December 14, 2000
And don't let the door hit you in the ass on your way out
The Department of Energy
"We live with radiation every day," says the soft-spoken website for the Department of Energy's Yucca Mountain Project, in its best Mr. Rogers murmur. Cosmic rays, outer space, radon gas and other stuff zaps us constantly. "This is called natural background radiation," children. Can you say 'natural background radiation?' Sure you can.
Well, we in Nevada--though too many among us voted for Bush in a moment of vestigial redneckness, though our state invests in the nuclear power industry--do not want the DOE's particular variety of background radiation in our backyard. Nor do we want the rest of the nation exposed to the DOE's back porch toxins when it starts to send high-level nuclear waste, destined for the Yucca Mountain Waste Repository, out onto the winding highways of America.

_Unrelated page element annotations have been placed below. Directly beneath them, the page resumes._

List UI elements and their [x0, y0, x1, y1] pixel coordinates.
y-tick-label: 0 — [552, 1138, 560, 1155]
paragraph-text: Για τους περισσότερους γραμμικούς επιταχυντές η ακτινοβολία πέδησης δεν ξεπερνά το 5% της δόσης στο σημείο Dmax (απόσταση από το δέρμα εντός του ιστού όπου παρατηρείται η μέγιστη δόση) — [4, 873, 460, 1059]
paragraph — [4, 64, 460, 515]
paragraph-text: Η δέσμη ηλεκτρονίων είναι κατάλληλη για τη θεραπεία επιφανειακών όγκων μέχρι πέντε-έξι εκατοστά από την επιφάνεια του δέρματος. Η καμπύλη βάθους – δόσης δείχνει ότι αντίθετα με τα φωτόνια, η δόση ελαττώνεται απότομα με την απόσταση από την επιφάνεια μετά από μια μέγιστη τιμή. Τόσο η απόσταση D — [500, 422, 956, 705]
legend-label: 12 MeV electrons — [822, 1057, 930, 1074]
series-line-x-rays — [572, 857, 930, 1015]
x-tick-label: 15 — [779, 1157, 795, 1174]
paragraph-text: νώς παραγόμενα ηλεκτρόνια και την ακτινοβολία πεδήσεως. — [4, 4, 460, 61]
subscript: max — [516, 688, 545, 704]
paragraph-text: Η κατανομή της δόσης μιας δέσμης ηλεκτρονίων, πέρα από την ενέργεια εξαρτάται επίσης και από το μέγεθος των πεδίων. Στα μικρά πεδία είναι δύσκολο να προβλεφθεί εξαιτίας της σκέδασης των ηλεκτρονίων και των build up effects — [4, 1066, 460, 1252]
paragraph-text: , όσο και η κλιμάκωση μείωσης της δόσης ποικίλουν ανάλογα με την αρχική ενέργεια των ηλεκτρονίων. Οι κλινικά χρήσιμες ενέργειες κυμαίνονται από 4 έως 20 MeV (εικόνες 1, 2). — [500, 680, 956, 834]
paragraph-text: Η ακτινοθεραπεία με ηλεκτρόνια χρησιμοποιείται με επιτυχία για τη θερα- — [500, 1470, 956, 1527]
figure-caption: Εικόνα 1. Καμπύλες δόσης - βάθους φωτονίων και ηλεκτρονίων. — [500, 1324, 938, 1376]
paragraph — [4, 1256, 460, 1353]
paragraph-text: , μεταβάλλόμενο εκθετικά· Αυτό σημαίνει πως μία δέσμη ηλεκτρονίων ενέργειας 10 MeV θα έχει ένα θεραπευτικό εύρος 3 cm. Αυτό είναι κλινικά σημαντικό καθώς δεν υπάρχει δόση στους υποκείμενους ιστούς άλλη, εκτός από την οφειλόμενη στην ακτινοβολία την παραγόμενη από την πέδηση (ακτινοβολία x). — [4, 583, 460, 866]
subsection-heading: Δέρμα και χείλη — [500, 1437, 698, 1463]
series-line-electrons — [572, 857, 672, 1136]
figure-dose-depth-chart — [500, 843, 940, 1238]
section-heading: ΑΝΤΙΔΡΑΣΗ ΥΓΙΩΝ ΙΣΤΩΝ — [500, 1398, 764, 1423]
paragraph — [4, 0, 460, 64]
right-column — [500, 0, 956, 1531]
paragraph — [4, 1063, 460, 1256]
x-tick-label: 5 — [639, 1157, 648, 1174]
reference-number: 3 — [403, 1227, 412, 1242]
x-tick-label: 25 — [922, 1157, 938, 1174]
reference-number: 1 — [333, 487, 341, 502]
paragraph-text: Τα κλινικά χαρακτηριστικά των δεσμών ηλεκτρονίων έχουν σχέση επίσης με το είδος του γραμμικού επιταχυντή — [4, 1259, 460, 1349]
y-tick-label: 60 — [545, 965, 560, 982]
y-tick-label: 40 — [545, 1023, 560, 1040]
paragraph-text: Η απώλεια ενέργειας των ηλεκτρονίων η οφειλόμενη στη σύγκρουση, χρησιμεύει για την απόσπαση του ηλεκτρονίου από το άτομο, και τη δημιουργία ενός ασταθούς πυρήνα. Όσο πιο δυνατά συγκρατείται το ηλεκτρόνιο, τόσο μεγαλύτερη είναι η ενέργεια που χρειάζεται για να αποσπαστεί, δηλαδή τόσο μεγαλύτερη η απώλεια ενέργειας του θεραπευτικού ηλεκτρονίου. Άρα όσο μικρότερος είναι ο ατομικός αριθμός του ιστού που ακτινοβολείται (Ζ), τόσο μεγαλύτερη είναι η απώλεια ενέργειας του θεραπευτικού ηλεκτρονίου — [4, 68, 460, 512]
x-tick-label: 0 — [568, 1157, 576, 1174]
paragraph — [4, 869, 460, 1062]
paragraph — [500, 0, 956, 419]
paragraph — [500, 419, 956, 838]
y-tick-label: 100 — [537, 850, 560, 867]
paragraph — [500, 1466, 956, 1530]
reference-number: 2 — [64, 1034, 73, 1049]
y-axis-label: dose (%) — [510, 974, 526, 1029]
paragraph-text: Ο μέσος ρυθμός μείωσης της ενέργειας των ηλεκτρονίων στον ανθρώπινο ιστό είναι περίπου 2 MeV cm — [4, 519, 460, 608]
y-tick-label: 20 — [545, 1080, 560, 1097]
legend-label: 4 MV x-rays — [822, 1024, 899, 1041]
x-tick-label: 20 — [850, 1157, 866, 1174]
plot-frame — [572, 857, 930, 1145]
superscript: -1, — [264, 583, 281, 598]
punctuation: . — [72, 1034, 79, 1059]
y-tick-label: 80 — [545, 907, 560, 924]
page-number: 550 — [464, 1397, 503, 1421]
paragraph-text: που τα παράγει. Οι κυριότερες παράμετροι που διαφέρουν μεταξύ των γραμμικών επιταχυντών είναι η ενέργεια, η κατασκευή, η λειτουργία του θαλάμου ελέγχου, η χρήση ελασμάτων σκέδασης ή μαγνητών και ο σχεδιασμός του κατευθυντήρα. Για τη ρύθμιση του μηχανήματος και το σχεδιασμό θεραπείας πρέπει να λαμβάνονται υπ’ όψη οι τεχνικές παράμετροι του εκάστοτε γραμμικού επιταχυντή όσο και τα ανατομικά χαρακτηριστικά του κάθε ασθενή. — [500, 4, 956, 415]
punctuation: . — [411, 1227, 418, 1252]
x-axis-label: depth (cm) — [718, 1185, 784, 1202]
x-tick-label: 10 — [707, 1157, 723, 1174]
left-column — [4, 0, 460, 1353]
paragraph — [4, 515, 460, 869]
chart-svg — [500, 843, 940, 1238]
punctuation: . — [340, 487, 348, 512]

"Protection of the public is of utmost importance to the [DOE]," the DOE placates, explaining that we are exposed to more radiation from flying in airplanes than from standing next to a truck full of waste going 15 miles per hour. (Tip over and bust open and spill? Nah, never happen!) And the repository--heck! Only the folks in Amargosa Valley, which is downstream of Yucca Mountain, would need to worry about any contamination for the next 10,000 years. What the DOE doesn't explain is that Amargosa Valley contains a biodiversity hotspot, Ash Meadows. Lots and lots of endemic species live over there in small springs and ponds.
So we think the DOE oughtta get on the fireball it rode in on decades ago, and roll on out of town.